Back from where I left off

2012 - the year of sorrow and hatred.

That's at least how it felt so far. And things don't look bright.
Have you ever felt like there is something or someone who just doesn't want you to be happy? Or have you ever had the feeling you weren't living the real life all this time, yet when bad things hit you like an 18 wheeler, you start to see life as more than shades of gray but mostly black?

I hate myself. I hate myself for how I look, how I feel, who I know, what I do, where I go, what happens to me.
I hate myself for being alive.
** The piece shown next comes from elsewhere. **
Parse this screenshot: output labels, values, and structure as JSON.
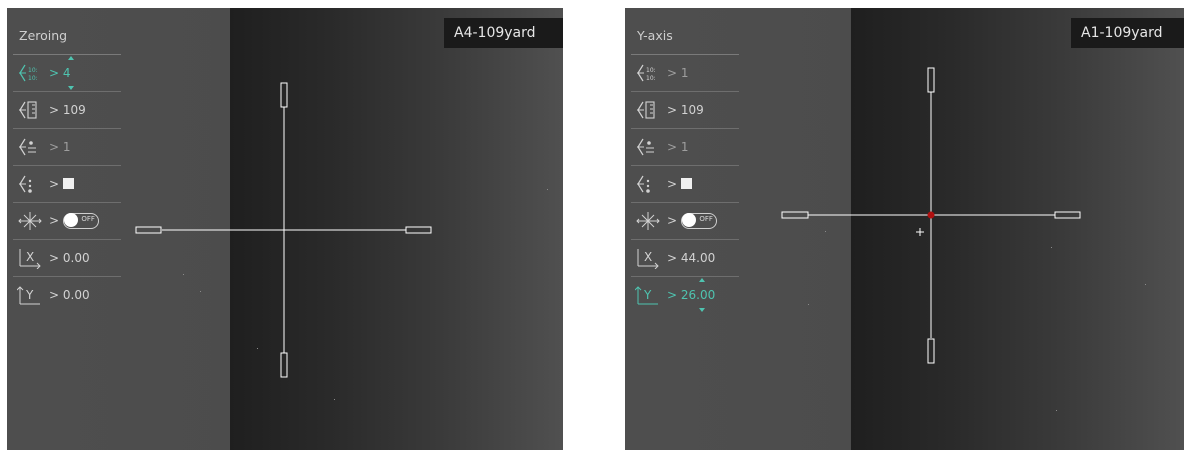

Why didn't I pay my dues to life longtime ago? Was I too stupid?
Guess so...

Yes, I am alone. And yes, I am in the same miserable state of mind I've been for a year. I gave up on hope long ago.

Now I gave up on wanting to do whatever it takes to be with someone I thought was special. Turns out I was just special. And as the words ripped my heart out and left it beating on the dirty floor, I was left speechless and disgusted.
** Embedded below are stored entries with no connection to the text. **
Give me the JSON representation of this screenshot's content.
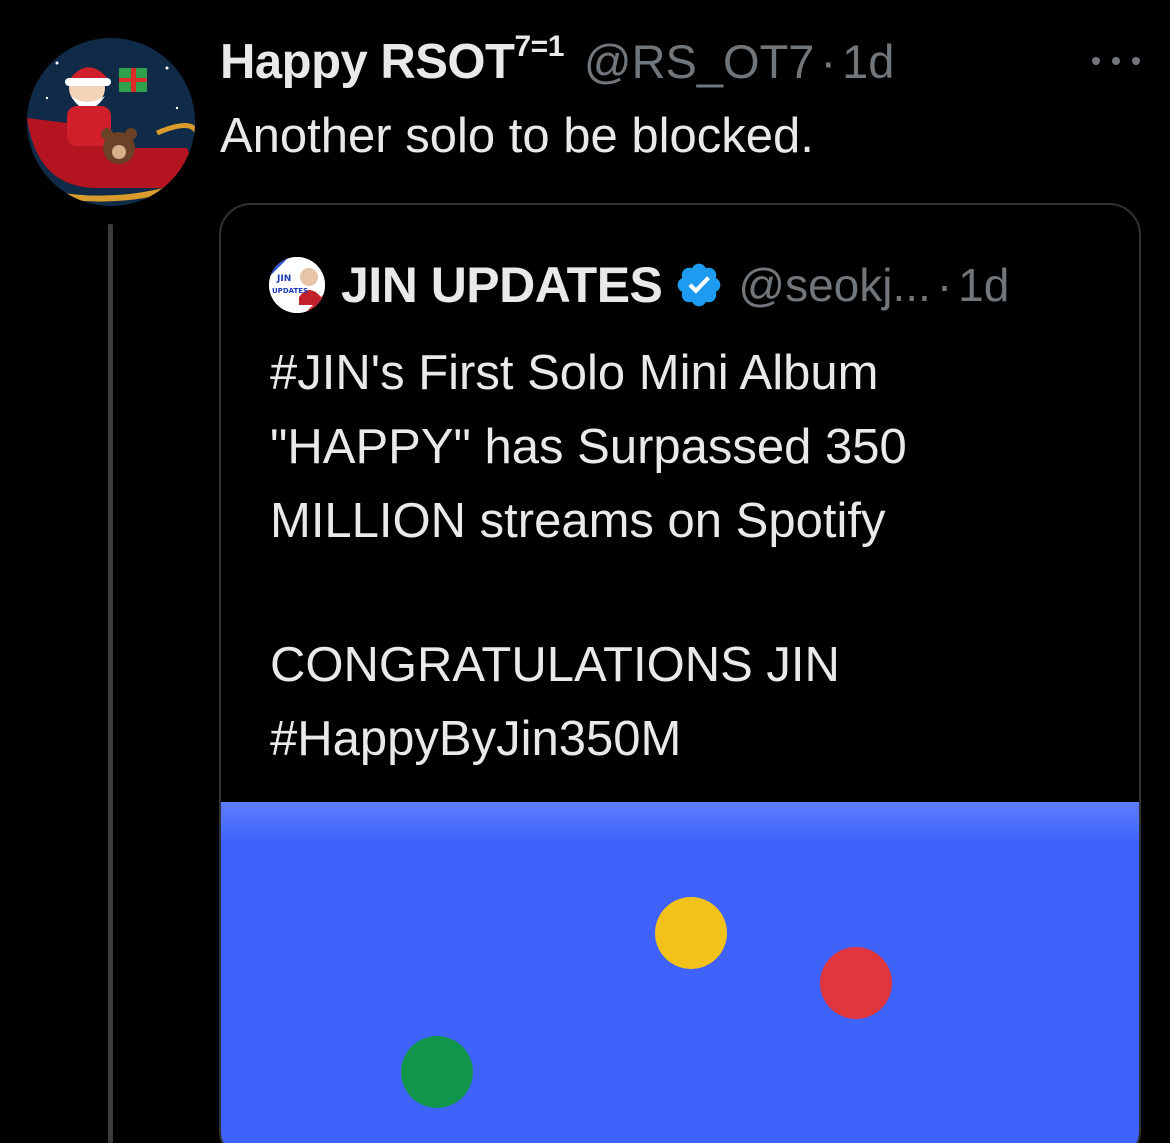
{
  "tweet": {
    "author": {
      "display_name": "Happy RSOT",
      "name_superscript": "7=1",
      "handle": "@RS_OT7",
      "separator": "·",
      "time": "1d"
    },
    "text": "Another solo to be blocked."
  },
  "quote": {
    "author": {
      "display_name": "JIN UPDATES",
      "avatar_text_top": "JIN",
      "avatar_text_bottom": "UPDATES",
      "verified": true,
      "handle": "@seokj...",
      "separator": "·",
      "time": "1d"
    },
    "lines": [
      "#JIN's First Solo Mini Album",
      "\"HAPPY\" has Surpassed 350",
      "MILLION streams on Spotify",
      "CONGRATULATIONS JIN",
      "#HappyByJin350M"
    ],
    "media": {
      "background_color": "#3f62fb",
      "dots": [
        "yellow",
        "red",
        "green"
      ]
    }
  },
  "colors": {
    "background": "#000000",
    "text": "#e7e9ea",
    "muted": "#71767b",
    "verified": "#1d9bf0"
  },
  "icons": [
    "more-icon",
    "verified-badge-icon"
  ]
}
I don't count as anything for a lot of people. Most don't even know I still exist. So why should I change their minds?
Do me a favor and let me commit suicide. You won't even remember me. And no one truly loves me.

Un comentariu:

Anonim spunea...

La multi ani, in primul rand! Trebuie sa recunosc ca ti-am citit aceasta ultima postare pentru ca vroiam sa postez la randu-mi, dar m-am razgandit citindu-ti postarea. Personal, iti pot spune doar ca imi pare rau pentru situatia in care te gasesti. Stiu. Nu cred ca este prima oara cand cineva iti spune asta, dar ceea ce iti trebuie tie este o motivatie de care sa te agati. Stai prost la capitolul stima de sine, incredre in sine ;i nu mai vorbesc de optimism. Admit ca ultima discutie pe care am avut-o acum un an si jumatate aproape scotea la iveala un alt om. Mai ambitios. Te lasi prea mult influentat de realitate si uneori este bine sa nu o iei in considerare. Poate ca tu ai ceva special, dar nu sti sa valorifici. Iti este frica sa accepti ce este bine pentru tine si te intorci mereu in trecut. Poate ca vei rade cand vei citi aceste randuri, dar din suflet iti spun ca mai bine inchei o relatie cu un om care nu stie sa te iubeasca, decat sa traiesti cu gandul ca persoana iubita este cu tine si este bolnava, poate chiar sa moara. Eu stiu cum este. Gandeste-te bine. Elena S.